Workers trapped in the gig economy
Chances of moving to ‘regular’ employment is slim for those who do it full-time, says study.
Working when you want and being your own boss may seem like a dream for many people, but an academic study reveals that those who do it full-time often get stuck in a trap, and their chance of moving to “regular” employment is slim.
A University of Auckland study, which analysed data from 10,000 French people, from finishing education in 1998, through employment up to 2008, found those who started out in “gig economy” jobs had a low chance of later switching to a nine-to-five-style job.
The gig economy is often defined as being made up of workers who participate in a range of jobs with multiple employers at the same time, or do short spells of contract work, moving from company to company.
Working that way is longestablished in areas such as writing and design, but it has moved into other professions as well, such as software development, sales and marketing, administration roles, and even the law.
Uber drivers, Airbnb hosts, and more recently, Lime scooter “juicers”, are examples of the trend.
The university researchers found young people who started out doing gig jobs were highly likely to be doing them long term.
The difference was dramatic between people with high and low levels of education. Highly educated people who had a regular job at one time were nearly eight times more likely to have another regular job in the future.
Those with low levels of education and who had non-standard employment were nearly three times more likely to have nonstandard employment in the future, compared to those who had a standard job.
The findings come just days after a claim that gig economy workers were throwing their rights away, made by Andrew Barnes of Perpetual Guardian, whose company has been a pioneer of the four-day working week.
He told the NZ Herald employment legislation needed to be reviewed to ensure gig workers had the same rights as workers on permanent contracts.
“It’s time to bring employment law into the twenty-first century and ensure all employees, gig or salaried, have flexible working opportunities, but also the same protections and benefits. This stops arbitrage of hard-won, and necessary, protections,” Barnes said.
University of Auckland Business School professor Elizabeth George said the opportunities for gig workers decreased significantly once they switched from a regular job — and many were found to be trapped doing gig roles for a significant time.
“There are all sorts of hazards that could possibly explain the result that it is quite hard to switch . . . the idea that you can come in and leave in this wonderful world of choice may not be that way,” George said.

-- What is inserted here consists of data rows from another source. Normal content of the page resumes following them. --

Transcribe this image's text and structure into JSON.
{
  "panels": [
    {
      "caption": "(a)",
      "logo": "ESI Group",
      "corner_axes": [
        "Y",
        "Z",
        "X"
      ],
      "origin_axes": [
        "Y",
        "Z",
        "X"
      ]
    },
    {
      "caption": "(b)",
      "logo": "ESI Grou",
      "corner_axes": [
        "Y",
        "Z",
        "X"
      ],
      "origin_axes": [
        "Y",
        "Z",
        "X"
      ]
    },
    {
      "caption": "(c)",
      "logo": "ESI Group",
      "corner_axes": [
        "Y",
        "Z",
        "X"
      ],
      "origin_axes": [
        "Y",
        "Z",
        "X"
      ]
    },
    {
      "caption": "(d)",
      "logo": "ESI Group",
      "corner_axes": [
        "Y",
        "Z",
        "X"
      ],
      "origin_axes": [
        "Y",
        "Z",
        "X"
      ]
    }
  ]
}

The researchers also found people in regular employment were more satisfied than gig workers.
They were also less likely to be hunting for a new job.
“Sure, a nine-to-five job in the office or factory can feel boring and stifling. But it can also give you security, financial stability, a sense of meaning and identity, a social network.
“If you dissect the multiple gigs, there will be one that is really their passion and the others are sort of just helping to cover expenses,” she said.
“This whole gig economy has been presented as this great option for freedom and opportunity but I think there is another side to it.”
HR Executive founder and director Angeline Long said young people wanted flexibility in their jobs, and gig workers did it to fit work into their lifestyle.
“The days of people wanting to sit in an office for eight hours are dwindling, unless they can get flexible working hours they are no longer prepared to do it — and they’ll take a pay cut to get a better [option],” Long said.
The days of people wanting to sit in an office for eight hours are dwindling, unless they can get flexible working hours they are no longer prepared to do it.
“They don’t not want permanent work . . . they want flexibility within permanent work.”
One Auckland Uber driver, who wished to remain anonymous, told the Herald he did the job to supplement his income.
A chef by profession, he ride shares his family car around his rostered shifts — he drives in the morning if he is rostered to work evenings, and in the evenings when he is rostered to work mornings — six days a week.
He said he had not considered leaving his job to drive for Uber full-time.
“For me it’s about earning extra money to get ahead [financially]. I don’t drive to necessarily be my own boss but it does I mean I can do it when I want.”
This whole gig economy has been presented as this great option for freedom and opportunity but I think there is another side to it.